Charice is painting the lines for her own basketball court. The free throw section will be a rectangle with a semi-circle on top. The length of the rectangle will be 2.25 metres greater than the width. Using 3.14 for mc004-1.jpg, the area of the court is 31.28 m2. Determine the width, w, of the free throw section.
width = 2 r
length of rectangle = 2 r + 2.25
area of semicircle = (1/2) pi r^2
area of rectangle = 2r(2r+2.25)
total area of free throw section
= (pi/2) r^2 + 4 r^2 + 4.5 r
Pi/2 + 4 = 5.57
5.57 r^2 + 4.5 r = 31.28
5.57 r^2 + 4.5 r - 31.28 = 0
use quadratic equation to solve or r or go to same site I sent you for the other tank problem.
when you find r, multiply it by 2 to get the width.
r = 2 is positive root from
http://www.mathportal.org/calculators/polynomials-solvers/polynomial-roots-calculator.php
so w = 4
Let's denote the width of the rectangle as 'w'.
According to the problem statement, the length of the rectangle is 2.25 meters greater than the width. Therefore, the length of the rectangle can be expressed as 'w + 2.25'.

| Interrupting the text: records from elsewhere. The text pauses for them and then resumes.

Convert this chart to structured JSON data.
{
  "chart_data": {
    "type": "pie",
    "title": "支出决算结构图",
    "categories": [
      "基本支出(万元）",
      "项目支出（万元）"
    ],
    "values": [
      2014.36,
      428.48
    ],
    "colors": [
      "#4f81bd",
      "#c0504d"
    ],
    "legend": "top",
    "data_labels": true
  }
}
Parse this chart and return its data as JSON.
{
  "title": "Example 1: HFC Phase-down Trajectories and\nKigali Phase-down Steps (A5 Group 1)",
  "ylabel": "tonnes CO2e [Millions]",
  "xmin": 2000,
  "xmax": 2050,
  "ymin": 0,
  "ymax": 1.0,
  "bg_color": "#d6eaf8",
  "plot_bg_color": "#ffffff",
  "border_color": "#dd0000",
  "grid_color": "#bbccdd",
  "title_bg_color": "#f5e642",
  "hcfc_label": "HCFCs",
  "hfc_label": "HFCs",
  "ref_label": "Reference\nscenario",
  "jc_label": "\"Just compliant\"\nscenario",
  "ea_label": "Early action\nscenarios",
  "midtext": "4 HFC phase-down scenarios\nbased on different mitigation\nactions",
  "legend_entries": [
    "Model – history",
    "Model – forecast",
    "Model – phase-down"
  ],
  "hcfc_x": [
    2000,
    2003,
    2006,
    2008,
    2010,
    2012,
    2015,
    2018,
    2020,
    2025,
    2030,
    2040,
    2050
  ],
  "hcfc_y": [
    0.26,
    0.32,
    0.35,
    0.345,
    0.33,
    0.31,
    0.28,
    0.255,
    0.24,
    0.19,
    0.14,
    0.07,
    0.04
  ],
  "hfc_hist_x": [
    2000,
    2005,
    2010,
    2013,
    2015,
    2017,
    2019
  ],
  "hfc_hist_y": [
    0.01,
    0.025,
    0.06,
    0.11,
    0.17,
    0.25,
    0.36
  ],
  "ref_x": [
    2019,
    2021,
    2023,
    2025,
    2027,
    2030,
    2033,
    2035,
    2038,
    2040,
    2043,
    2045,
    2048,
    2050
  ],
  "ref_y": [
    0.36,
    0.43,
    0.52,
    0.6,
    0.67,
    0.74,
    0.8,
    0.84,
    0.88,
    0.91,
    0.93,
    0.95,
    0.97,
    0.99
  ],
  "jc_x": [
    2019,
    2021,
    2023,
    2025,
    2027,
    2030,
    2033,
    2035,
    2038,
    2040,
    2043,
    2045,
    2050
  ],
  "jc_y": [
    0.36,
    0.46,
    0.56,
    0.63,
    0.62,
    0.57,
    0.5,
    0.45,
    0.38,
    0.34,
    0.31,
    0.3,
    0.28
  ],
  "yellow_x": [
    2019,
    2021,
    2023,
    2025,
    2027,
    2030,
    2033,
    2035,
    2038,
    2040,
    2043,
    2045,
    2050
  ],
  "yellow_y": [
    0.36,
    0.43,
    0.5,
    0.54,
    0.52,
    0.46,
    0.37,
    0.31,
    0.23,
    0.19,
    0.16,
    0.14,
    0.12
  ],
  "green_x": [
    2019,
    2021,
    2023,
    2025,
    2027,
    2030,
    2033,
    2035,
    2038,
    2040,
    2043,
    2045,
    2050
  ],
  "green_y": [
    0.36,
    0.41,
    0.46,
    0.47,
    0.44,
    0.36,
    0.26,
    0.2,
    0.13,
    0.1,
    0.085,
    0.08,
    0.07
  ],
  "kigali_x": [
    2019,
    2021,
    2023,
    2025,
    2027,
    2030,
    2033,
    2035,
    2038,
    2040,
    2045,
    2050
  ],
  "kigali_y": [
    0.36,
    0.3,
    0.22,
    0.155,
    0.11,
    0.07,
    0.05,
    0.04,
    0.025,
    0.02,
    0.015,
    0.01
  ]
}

The area of the court is the sum of the area of the rectangle and the area of the semi-circle on top.
The area of the rectangle is given by the formula: length * width.
So, the area of the rectangle is: (w + 2.25) * w.
The area of a semi-circle is given by the formula: (1/2) * pi * radius^2.
In this case, the radius of the semi-circle is equal to half of the width of the rectangle. So, the radius is: w / 2.
The area of the semi-circle is: (1/2) * 3.14 * (w / 2)^2.
The total area of the court is given to be 31.28 square meters. Therefore, we have the equation:
(w + 2.25) * w + (1/2) * 3.14 * (w / 2)^2 = 31.28.
Now, we can solve this equation to find the value of 'w'.
To determine the width of the free throw section, we can set up the equation for the area of the court.
First, let's assign variables to the dimensions. Let w represent the width of the free throw section, and since the length is 2.25 meters greater, the length would be w + 2.25.
The formula for the area of a rectangle is A = length × width.
The area of the rectangle section is the area of the court minus the area of the semi-circle. Thus, we have:
A = (w + 2.25) × w - (1/2) × 3.14 × (w/2)²
Given that the area of the court is 31.28 m², we can substitute this value into the equation:
31.28 = (w + 2.25) × w - (1/2) × 3.14 × (w/2)²
Simplifying the equation further, we have:
31.28 = w² + 2.25w - (1/2)(3.14)(w/2)²
Now, let's solve the equation to find the value of w.